Bash has built-in string manipulation that's faster than spawning sed or awk. The patterns that replaced 80% of my pipeline calls, with a cheat sheet.

3 min read

Learned that Bash has built-in string manipulation that's way faster than calling sed, awk, or cut.

the old way (slow)

bash
filename="document.pdf"
name=$(echo "$filename" | sed 's/\.[^.]*$//')  # document
ext=$(echo "$filename" | sed 's/^.*\.//')      # pdf

Each echo | sed spawns a new process. Slow in loops.

the new way (fast)

bash
filename="document.pdf"
name="${filename%.*}"    # document
ext="${filename##*.}"    # pdf

No external processes. Pure Bash.

common patterns

remove file extension

bash
file="archive.tar.gz"
echo "${file%.*}"       # archive.tar
echo "${file%%.*}"      # archive (remove all extensions)

% = remove from end (shortest match) %% = remove from end (longest match)

get file extension

bash
file="archive.tar.gz"
echo "${file#*.}"       # tar.gz
echo "${file##*.}"      # gz (last extension only)

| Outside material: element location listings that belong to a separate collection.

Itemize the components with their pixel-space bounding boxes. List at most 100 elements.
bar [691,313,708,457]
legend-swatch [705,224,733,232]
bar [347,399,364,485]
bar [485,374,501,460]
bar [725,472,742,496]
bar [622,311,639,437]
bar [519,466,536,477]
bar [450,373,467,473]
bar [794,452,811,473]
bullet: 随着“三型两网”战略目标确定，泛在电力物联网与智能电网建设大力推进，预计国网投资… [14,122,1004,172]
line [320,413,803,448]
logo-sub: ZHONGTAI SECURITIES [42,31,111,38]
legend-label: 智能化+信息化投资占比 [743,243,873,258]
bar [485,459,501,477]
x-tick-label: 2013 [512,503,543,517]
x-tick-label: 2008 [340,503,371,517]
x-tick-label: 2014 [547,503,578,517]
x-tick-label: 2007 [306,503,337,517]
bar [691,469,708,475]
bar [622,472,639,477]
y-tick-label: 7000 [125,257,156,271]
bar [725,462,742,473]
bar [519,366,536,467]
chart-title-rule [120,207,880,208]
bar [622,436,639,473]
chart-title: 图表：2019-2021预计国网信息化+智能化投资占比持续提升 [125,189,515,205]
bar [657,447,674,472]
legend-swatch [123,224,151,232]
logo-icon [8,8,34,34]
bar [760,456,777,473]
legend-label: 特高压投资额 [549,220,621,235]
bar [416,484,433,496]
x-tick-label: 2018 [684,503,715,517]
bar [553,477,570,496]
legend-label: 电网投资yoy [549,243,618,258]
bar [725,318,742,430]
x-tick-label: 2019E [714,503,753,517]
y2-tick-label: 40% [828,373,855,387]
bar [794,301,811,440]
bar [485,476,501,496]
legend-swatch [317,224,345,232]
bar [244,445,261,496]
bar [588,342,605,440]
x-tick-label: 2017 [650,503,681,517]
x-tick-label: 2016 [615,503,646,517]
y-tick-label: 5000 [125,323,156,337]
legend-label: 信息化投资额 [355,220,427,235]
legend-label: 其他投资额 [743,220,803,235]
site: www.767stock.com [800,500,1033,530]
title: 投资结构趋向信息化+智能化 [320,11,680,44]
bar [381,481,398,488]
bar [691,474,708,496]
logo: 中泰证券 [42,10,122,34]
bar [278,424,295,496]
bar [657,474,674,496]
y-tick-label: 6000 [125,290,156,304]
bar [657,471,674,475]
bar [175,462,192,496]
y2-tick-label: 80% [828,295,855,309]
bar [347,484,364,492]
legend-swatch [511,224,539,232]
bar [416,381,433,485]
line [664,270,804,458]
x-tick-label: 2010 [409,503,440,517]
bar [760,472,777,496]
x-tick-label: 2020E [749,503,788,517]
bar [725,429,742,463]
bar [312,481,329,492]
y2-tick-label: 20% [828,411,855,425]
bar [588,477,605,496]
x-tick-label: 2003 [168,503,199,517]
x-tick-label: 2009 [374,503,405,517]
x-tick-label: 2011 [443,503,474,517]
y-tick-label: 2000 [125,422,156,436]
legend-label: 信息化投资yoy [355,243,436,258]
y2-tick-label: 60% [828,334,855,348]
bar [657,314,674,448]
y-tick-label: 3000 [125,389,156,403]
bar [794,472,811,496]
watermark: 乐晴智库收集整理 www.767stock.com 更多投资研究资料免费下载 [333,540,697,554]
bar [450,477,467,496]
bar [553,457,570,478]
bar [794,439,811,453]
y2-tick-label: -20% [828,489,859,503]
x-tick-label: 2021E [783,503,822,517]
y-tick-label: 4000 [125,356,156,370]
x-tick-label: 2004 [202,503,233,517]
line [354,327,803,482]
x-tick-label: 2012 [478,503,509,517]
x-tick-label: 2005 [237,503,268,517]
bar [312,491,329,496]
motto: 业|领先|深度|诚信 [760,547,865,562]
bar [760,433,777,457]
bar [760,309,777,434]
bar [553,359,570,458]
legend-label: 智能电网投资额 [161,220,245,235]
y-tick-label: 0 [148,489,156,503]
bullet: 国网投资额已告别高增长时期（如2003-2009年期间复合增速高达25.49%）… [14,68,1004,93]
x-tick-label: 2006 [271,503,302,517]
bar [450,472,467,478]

# = remove from start (shortest match) ## = remove from start (longest match)

string replacement

bash
path="/home/user/documents/file.txt"

# Replace first occurrence
echo "${path/user/admin}"        # /home/admin/documents/file.txt

# Replace all occurrences
echo "${path//o/0}"              # /h0me/user/d0cuments/file.txt

# Replace at start
echo "${path/#\/home/\/root}"    # /root/user/documents/file.txt

# Replace at end
echo "${path/%.txt/.md}"         # /home/user/documents/file.md

default values

bash
# Use default if variable is unset or empty
echo "${VAR:-default}"

# Assign default if unset
echo "${VAR:=default}"

# Error if unset
echo "${VAR:?Variable is required}"

# Use alternate value if set
echo "${VAR:+value_if_set}"

substring extraction

bash
text="Hello World"
echo "${text:0:5}"       # Hello (from pos 0, length 5)
echo "${text:6}"         # World (from pos 6 to end)
echo "${text: -5}"       # World (last 5 chars, note the space!)
echo "${text::-6}"       # Hello (remove last 6 chars)

string length

bash
text="Hello World"
echo "${#text}"          # 11

case conversion

bash
text="Hello World"
echo "${text^^}"         # HELLO WORLD (all uppercase)
echo "${text,,}"         # hello world (all lowercase)
echo "${text^}"          # Hello World (first char uppercase)
echo "${text,}"          # hello World (first char lowercase)

real-world example

Before (slow with multiple processes):

bash
#!/bin/bash
for file in *.log; do
    name=$(basename "$file" .log)
    date=$(echo "$name" | cut -d'-' -f1)
    gzip "$file"
    mv "${file}.gz" "archive-${date}.gz"
done

After (fast, pure Bash):

bash
#!/bin/bash
for file in *.log; do
    name="${file%.log}"      # Remove .log
    date="${name%%-*}"       # Get everything before first -
    gzip "$file"
    mv "${file}.gz" "archive-${date}.gz"
done

cheat sheet

PatternEffectExample
${var%pattern}Remove shortest match from end${file%.txt}
${var%%pattern}Remove longest match from end${file%%.*}
${var#pattern}Remove shortest match from start${file#*/}
${var##pattern}Remove longest match from start${file##*/}
${var/old/new}Replace first occurrence${text/foo/bar}
${var//old/new}Replace all occurrences${text//foo/bar}
${var:offset:length}Substring${text:0:5}
${#var}Length${#text}
${var^^}Uppercase${text^^}
${var,,}Lowercase${text,,}

why this matters

In a script processing 10,000 files:

  • With external commands: ~5 minutes
  • With parameter expansion: ~10 seconds

That's a 30x speedup.

one gotcha

Be careful with spaces in substring extraction:

bash
text="Hello"
echo "${text: -3}"    # llo (CORRECT - note the space)
echo "${text:-3}"     # Hello (WRONG - default value syntax!)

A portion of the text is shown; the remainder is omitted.